Der EKD-Flüchtlingsbeauftragte, Bischof Christian Stäblein, erklärte am Dienstag in Hannover, Haftanstalten an den EU-Außengrenzen und die Abschiebung in vermeintlich sichere Drittstaaten gehörten nicht dazu.
Der Berliner Bischof forderte die Bundesregierung auf, sich für Änderungen der beschlossenen "massiven Einschränkungen" des Flüchtlingsrechts einzusetzen. Die Innenministerinnen und Innenminister der EU-Staaten hatten sich vorletzte Woche nach jahrelangen Verhandlungen auf eine Reform des europäischen Asylsystems geeinigt.
Die Vereinbarung sieht einen verbindlichen Mechanismus mit dem Ziel einer gerechteren Verteilung Schutzsuchender auf alle EU-Staaten vor. Die geplante Reform enthält aber auch Asylrechtsverschärfungen. Insbesondere die geplanten Grenzverfahren, die Asylverfahren vorgeschaltet werden sollen, um Menschen ohne Schutzberechtigung schnell wieder zurückschicken zu können, sorgen für Kritik.
Stäblein forderte angesichts gestiegener Flüchtlingszahlen eine solidarische Asylpolitik. "Überleben geht nur gemeinsam, gerechte Gemeinschaft geht nur global, wir sind eine Welt", erklärte der Bischof. Insbesondere betonte er, dass Familien zusammengehörten: Das Recht auf Familiennachzug müsse gewährt werden, damit Menschen gut in der neuen Heimat ankommen könnten.
Die EKD hat ihre Positionen zur Flüchtlingspolitik in "Zehn Überzeugungen zu Flucht und Integration aus evangelischer Sicht" zusammengefasst. Das 2017 erstmals vorgelegte Papier wurde nun überarbeitet. Damit wolle die EKD in den aktuellen Debatten um das europäische Asylrecht, den Flüchtlingsschutz und die Aufnahme von Schutzsuchenden Orientierung geben, hieß es.
Trauermarsch in Berlin gegen Asylkompromiss
Mit einem symbolischen Trauermarsch hat die Flüchtlingsorganisation Pro Asyl im Berliner Regierungsviertel gegen den Asylkompromiss der Europäischen Union protestiert. Knapp 100 Demonstranten zogen Polizeiangaben zufolge am Dienstag mit drei Särgen vom Bundesinnenministerium zum Reichstagsgebäude.

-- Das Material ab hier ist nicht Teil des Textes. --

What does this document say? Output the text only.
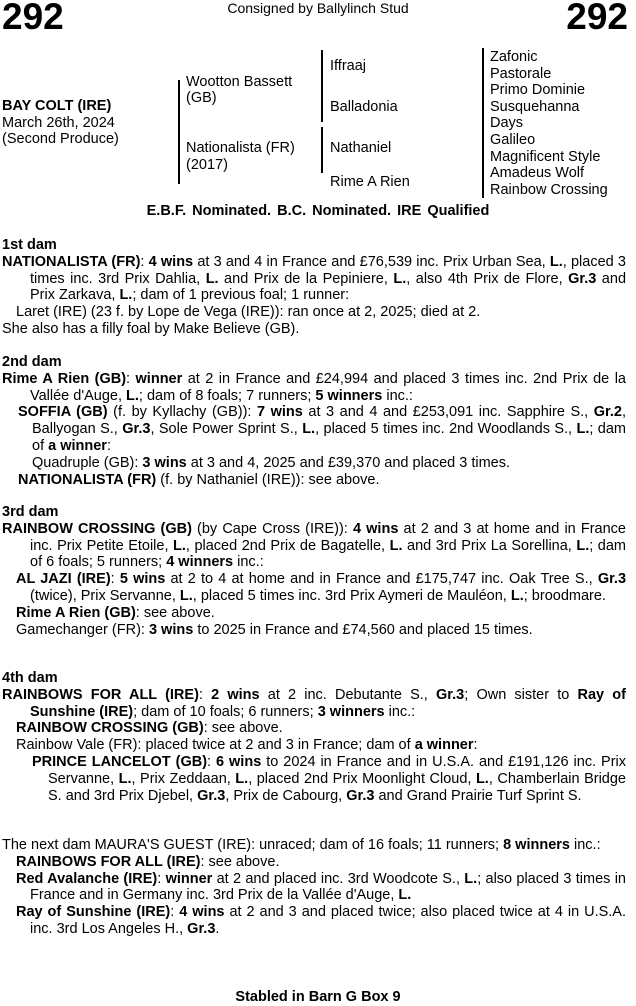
292	Consigned by Ballylinch Stud	292
BAY COLT (IRE)
March 26th, 2024
(Second Produce)
Wootton Bassett
(GB)
Nationalista (FR)
(2017)
Iffraaj
Balladonia
Nathaniel
Rime A Rien
Zafonic
Pastorale
Primo Dominie
Susquehanna
Days
Galileo
Magnificent Style
Amadeus Wolf
Rainbow Crossing
E.B.F. Nominated. B.C. Nominated. IRE Qualified
1st dam
NATIONALISTA (FR): 4 wins at 3 and 4 in France and £76,539 inc. Prix Urban Sea, L., placed 3 times inc. 3rd Prix Dahlia, L. and Prix de la Pepiniere, L., also 4th Prix de Flore, Gr.3 and Prix Zarkava, L.; dam of 1 previous foal; 1 runner:
Laret (IRE) (23 f. by Lope de Vega (IRE)): ran once at 2, 2025; died at 2.
She also has a filly foal by Make Believe (GB).
2nd dam
Rime A Rien (GB): winner at 2 in France and £24,994 and placed 3 times inc. 2nd Prix de la Vallée d'Auge, L.; dam of 8 foals; 7 runners; 5 winners inc.:
SOFFIA (GB) (f. by Kyllachy (GB)): 7 wins at 3 and 4 and £253,091 inc. Sapphire S., Gr.2, Ballyogan S., Gr.3, Sole Power Sprint S., L., placed 5 times inc. 2nd Woodlands S., L.; dam of a winner:
Quadruple (GB): 3 wins at 3 and 4, 2025 and £39,370 and placed 3 times.
NATIONALISTA (FR) (f. by Nathaniel (IRE)): see above.
3rd dam
RAINBOW CROSSING (GB) (by Cape Cross (IRE)): 4 wins at 2 and 3 at home and in France inc. Prix Petite Etoile, L., placed 2nd Prix de Bagatelle, L. and 3rd Prix La Sorellina, L.; dam of 6 foals; 5 runners; 4 winners inc.:
AL JAZI (IRE): 5 wins at 2 to 4 at home and in France and £175,747 inc. Oak Tree S., Gr.3 (twice), Prix Servanne, L., placed 5 times inc. 3rd Prix Aymeri de Mauléon, L.; broodmare.
Rime A Rien (GB): see above.
Gamechanger (FR): 3 wins to 2025 in France and £74,560 and placed 15 times.
4th dam
RAINBOWS FOR ALL (IRE): 2 wins at 2 inc. Debutante S., Gr.3; Own sister to Ray of Sunshine (IRE); dam of 10 foals; 6 runners; 3 winners inc.:
RAINBOW CROSSING (GB): see above.
Rainbow Vale (FR): placed twice at 2 and 3 in France; dam of a winner:
PRINCE LANCELOT (GB): 6 wins to 2024 in France and in U.S.A. and £191,126 inc. Prix Servanne, L., Prix Zeddaan, L., placed 2nd Prix Moonlight Cloud, L., Chamberlain Bridge S. and 3rd Prix Djebel, Gr.3, Prix de Cabourg, Gr.3 and Grand Prairie Turf Sprint S.
The next dam MAURA'S GUEST (IRE): unraced; dam of 16 foals; 11 runners; 8 winners inc.:
RAINBOWS FOR ALL (IRE): see above.
Red Avalanche (IRE): winner at 2 and placed inc. 3rd Woodcote S., L.; also placed 3 times in France and in Germany inc. 3rd Prix de la Vallée d'Auge, L.
Ray of Sunshine (IRE): 4 wins at 2 and 3 and placed twice; also placed twice at 4 in U.S.A. inc. 3rd Los Angeles H., Gr.3.
Stabled in Barn G Box 9
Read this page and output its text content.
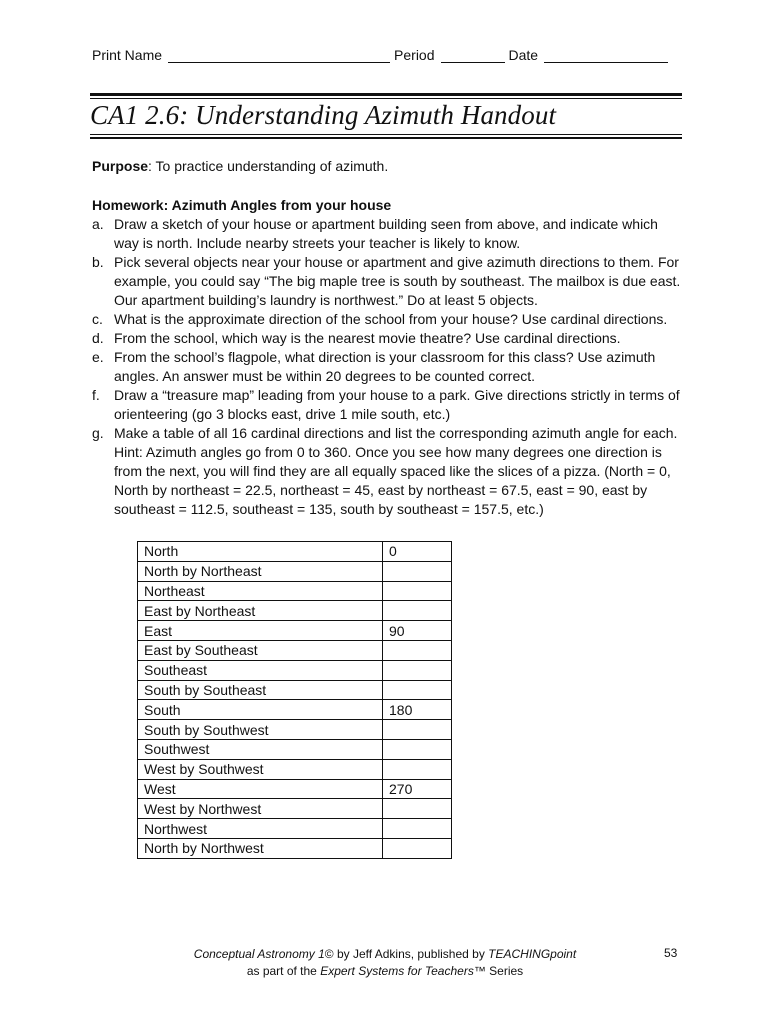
Print Name	Period	Date
CA1 2.6: Understanding Azimuth Handout
Purpose: To practice understanding of azimuth.
Homework: Azimuth Angles from your house
a. Draw a sketch of your house or apartment building seen from above, and indicate which way is north. Include nearby streets your teacher is likely to know.
b. Pick several objects near your house or apartment and give azimuth directions to them. For example, you could say “The big maple tree is south by southeast. The mailbox is due east. Our apartment building’s laundry is northwest.” Do at least 5 objects.
c. What is the approximate direction of the school from your house? Use cardinal directions.
d. From the school, which way is the nearest movie theatre? Use cardinal directions.
e. From the school’s flagpole, what direction is your classroom for this class? Use azimuth angles. An answer must be within 20 degrees to be counted correct.
f.	Draw a “treasure map” leading from your house to a park. Give directions strictly in terms of orienteering (go 3 blocks east, drive 1 mile south, etc.)
g. Make a table of all 16 cardinal directions and list the corresponding azimuth angle for each. Hint: Azimuth angles go from 0 to 360. Once you see how many degrees one direction is from the next, you will find they are all equally spaced like the slices of a pizza. (North = 0, North by northeast = 22.5, northeast = 45, east by northeast = 67.5, east = 90, east by southeast = 112.5, southeast = 135, south by southeast = 157.5, etc.)
North	0
North by Northeast	
Northeast	
East by Northeast	
East	90
East by Southeast	
Southeast	
South by Southeast	
South	180
South by Southwest	
Southwest	
West by Southwest	
West	270
West by Northwest	
Northwest	
North by Northwest	
Conceptual Astronomy 1© by Jeff Adkins, published by TEACHINGpoint
as part of the Expert Systems for Teachers™ Series
53
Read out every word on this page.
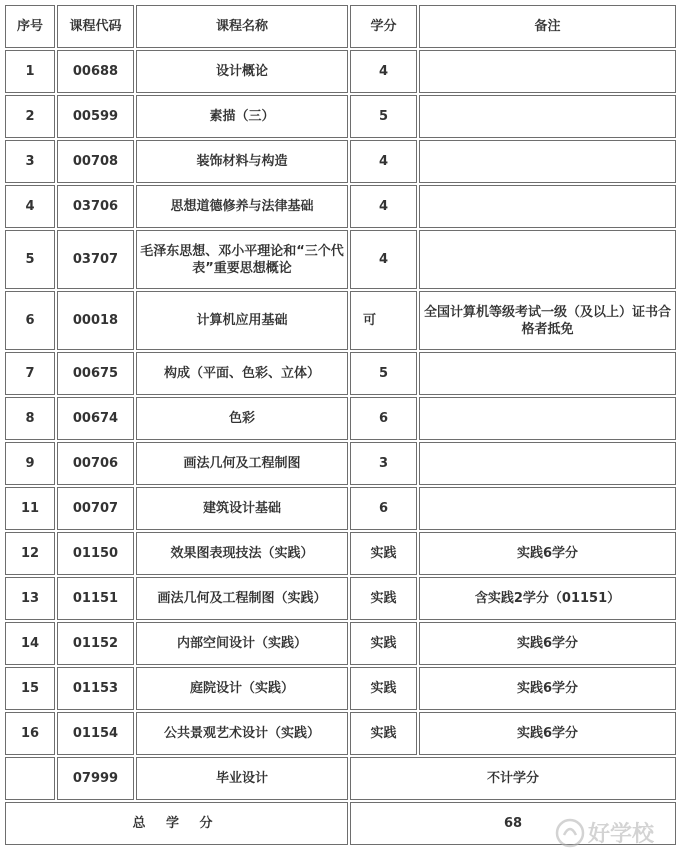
序号	课程代码	课程名称	学分	备注
1	00688	设计概论	4	
2	00599	素描（三）	5	
3	00708	装饰材料与构造	4	
4	03706	思想道德修养与法律基础	4	
5	03707	毛泽东思想、邓小平理论和“三个代表”重要思想概论	4	
6	00018	计算机应用基础	可	全国计算机等级考试一级（及以上）证书合格者抵免
7	00675	构成（平面、色彩、立体）	5	
8	00674	色彩	6	
9	00706	画法几何及工程制图	3	
11	00707	建筑设计基础	6	
12	01150	效果图表现技法（实践）	实践	实践6学分
13	01151	画法几何及工程制图（实践）	实践	含实践2学分（01151）
14	01152	内部空间设计（实践）	实践	实践6学分
15	01153	庭院设计（实践）	实践	实践6学分
16	01154	公共景观艺术设计（实践）	实践	实践6学分
	07999	毕业设计	不计学分	
总 学 分			68		好学校
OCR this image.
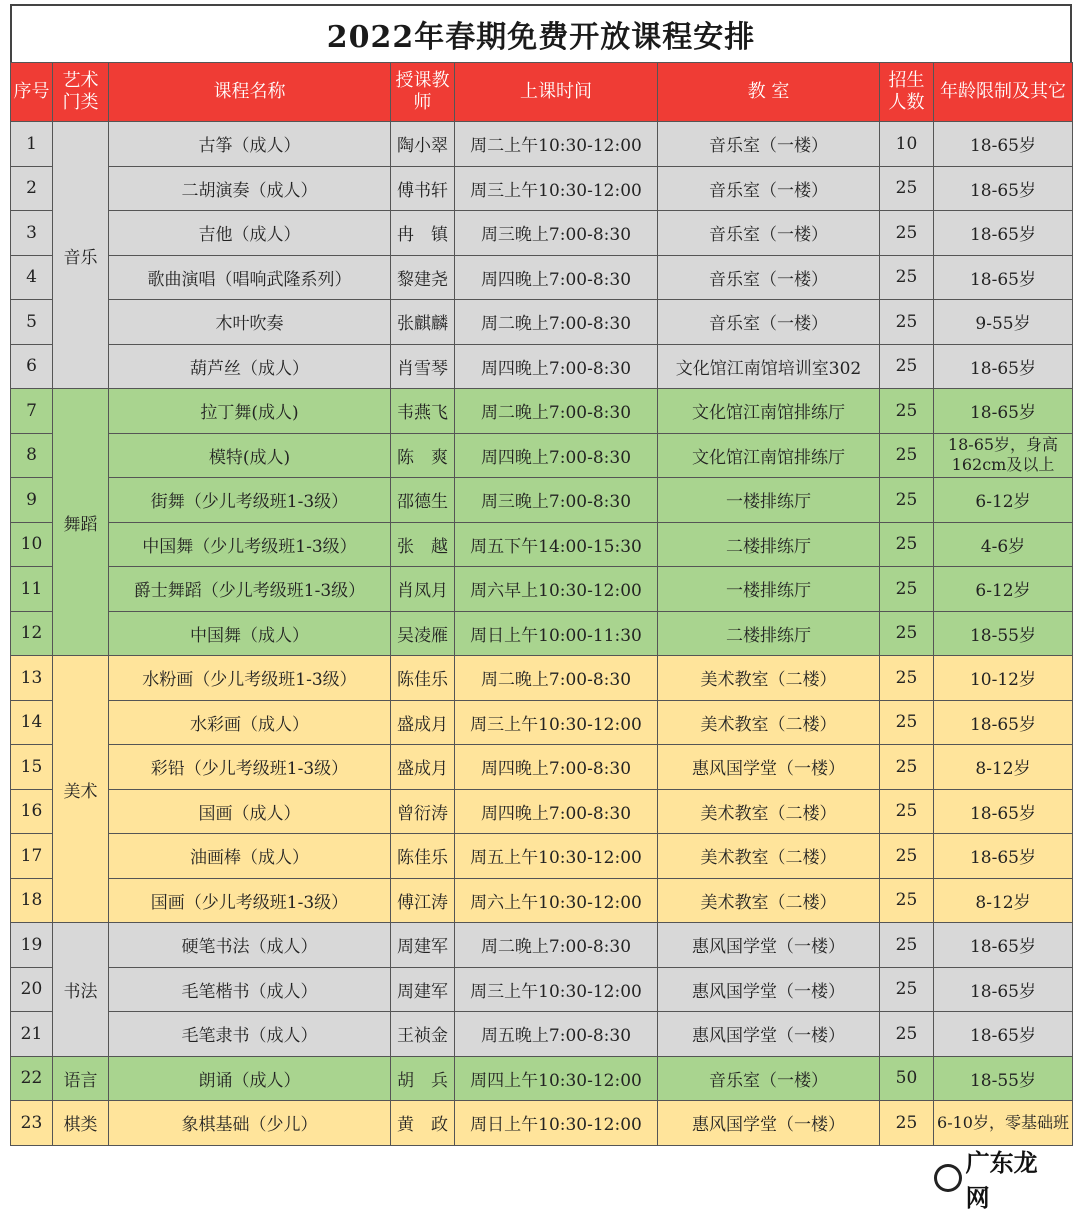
2022年春期免费开放课程安排
序号	艺术门类	课程名称	授课教师	上课时间	教 室	招生人数	年龄限制及其它
1	音乐	古筝（成人）	陶小翠	周二上午10:30-12:00	音乐室（一楼）	10	18-65岁
2		二胡演奏（成人）	傅书轩	周三上午10:30-12:00	音乐室（一楼）	25	18-65岁
3		吉他（成人）	冉　镇	周三晚上7:00-8:30	音乐室（一楼）	25	18-65岁
4		歌曲演唱（唱响武隆系列）	黎建尧	周四晚上7:00-8:30	音乐室（一楼）	25	18-65岁
5		木叶吹奏	张麒麟	周二晚上7:00-8:30	音乐室（一楼）	25	9-55岁
6		葫芦丝（成人）	肖雪琴	周四晚上7:00-8:30	文化馆江南馆培训室302	25	18-65岁
7	舞蹈	拉丁舞(成人)	韦燕飞	周二晚上7:00-8:30	文化馆江南馆排练厅	25	18-65岁
8		模特(成人)	陈　爽	周四晚上7:00-8:30	文化馆江南馆排练厅	25	18-65岁，身高162cm及以上
9		街舞（少儿考级班1-3级）	邵德生	周三晚上7:00-8:30	一楼排练厅	25	6-12岁
10		中国舞（少儿考级班1-3级）	张　越	周五下午14:00-15:30	二楼排练厅	25	4-6岁
11		爵士舞蹈（少儿考级班1-3级）	肖凤月	周六早上10:30-12:00	一楼排练厅	25	6-12岁
12		中国舞（成人）	吴凌雁	周日上午10:00-11:30	二楼排练厅	25	18-55岁
13	美术	水粉画（少儿考级班1-3级）	陈佳乐	周二晚上7:00-8:30	美术教室（二楼）	25	10-12岁
14		水彩画（成人）	盛成月	周三上午10:30-12:00	美术教室（二楼）	25	18-65岁
15		彩铅（少儿考级班1-3级）	盛成月	周四晚上7:00-8:30	惠风国学堂（一楼）	25	8-12岁
16		国画（成人）	曾衍涛	周四晚上7:00-8:30	美术教室（二楼）	25	18-65岁
17		油画棒（成人）	陈佳乐	周五上午10:30-12:00	美术教室（二楼）	25	18-65岁
18		国画（少儿考级班1-3级）	傅江涛	周六上午10:30-12:00	美术教室（二楼）	25	8-12岁
19	书法	硬笔书法（成人）	周建军	周二晚上7:00-8:30	惠风国学堂（一楼）	25	18-65岁
20		毛笔楷书（成人）	周建军	周三上午10:30-12:00	惠风国学堂（一楼）	25	18-65岁
21		毛笔隶书（成人）	王祯金	周五晚上7:00-8:30	惠风国学堂（一楼）	25	18-65岁
22	语言	朗诵（成人）	胡　兵	周四上午10:30-12:00	音乐室（一楼）	50	18-55岁
23	棋类	象棋基础（少儿）	黄　政	周日上午10:30-12:00	惠风国学堂（一楼）	25	6-10岁，零基础班
广东龙网
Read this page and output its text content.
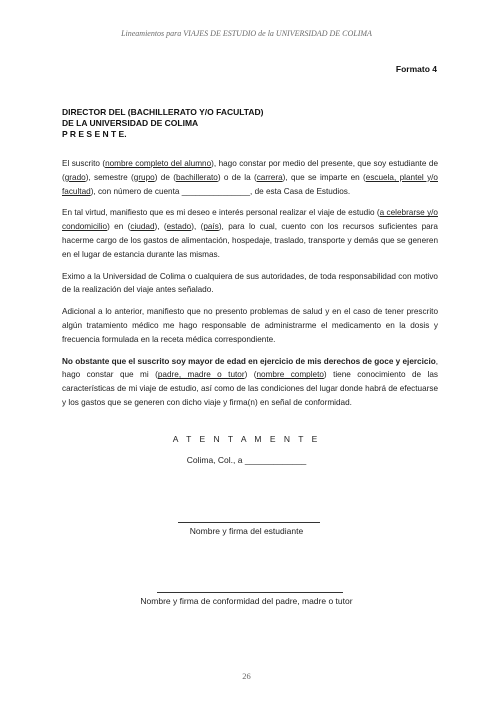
Lineamientos para VIAJES DE ESTUDIO de la UNIVERSIDAD DE COLIMA
Formato 4
DIRECTOR DEL (BACHILLERATO Y/O FACULTAD)
DE LA UNIVERSIDAD DE COLIMA
P R E S E N T E.

El suscrito (nombre completo del alumno), hago constar por medio del presente, que soy estudiante de (grado), semestre (grupo) de (bachillerato) o de la (carrera), que se imparte en (escuela, plantel y/o facultad), con número de cuenta _______________, de esta Casa de Estudios.

En tal virtud, manifiesto que es mi deseo e interés personal realizar el viaje de estudio (a celebrarse y/o condomicilio) en (ciudad), (estado), (país), para lo cual, cuento con los recursos suficientes para hacerme cargo de los gastos de alimentación, hospedaje, traslado, transporte y demás que se generen en el lugar de estancia durante las mismas.

Eximo a la Universidad de Colima o cualquiera de sus autoridades, de toda responsabilidad con motivo de la realización del viaje antes señalado.

Adicional a lo anterior, manifiesto que no presento problemas de salud y en el caso de tener prescrito algún tratamiento médico me hago responsable de administrarme el medicamento en la dosis y frecuencia formulada en la receta médica correspondiente.

No obstante que el suscrito soy mayor de edad en ejercicio de mis derechos de goce y ejercicio, hago constar que mi (padre, madre o tutor) (nombre completo) tiene conocimiento de las características de mi viaje de estudio, así como de las condiciones del lugar donde habrá de efectuarse y los gastos que se generen con dicho viaje y firma(n) en señal de conformidad.

A T E N T A M E N T E
Colima, Col., a _____________
Nombre y firma del estudiante
Nombre y firma de conformidad del padre, madre o tutor
26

Anlässlich des Weltflüchtlingstags trugen sie Transparente mit Slogans wie "Werdet nicht zu Totengräberinnen - Kein Asylkompromiss 2.0" und "Keine Kompromisse ohne Menschlichkeit".
Mit der geplanten Reform würde geflüchteten Menschen in Europa der Zugang zu rechtsstaatlichen Asylverfahren verwehrt, kritisierte Pro Asyl. Bei dem anstehenden Gesetzgebungsprozess in Brüssel müsse die Bundesregierung die Zustimmung zu dem Kompromiss verweigern.
Die EU-Innenminister hatten sich vor knapp zwei Wochen auf eine Verschärfung des Asylrechts verständigt. Ein zentraler Punkt ist die Einführung von Grenzverfahren an der EU-Außengrenze. Diese sollen den Asylverfahren vorgeschaltet werden. Dabei wird zunächst formal geprüft, ob Schutzsuchende einen Asylantrag stellen dürfen. Sie müssen so lange in den Erstaufnahme-Lagern bleiben. Deutschland, Irland, Luxemburg und Portugal dringen weiter auf Ausnahmen für Minderjährige und ihre Familienangehörigen.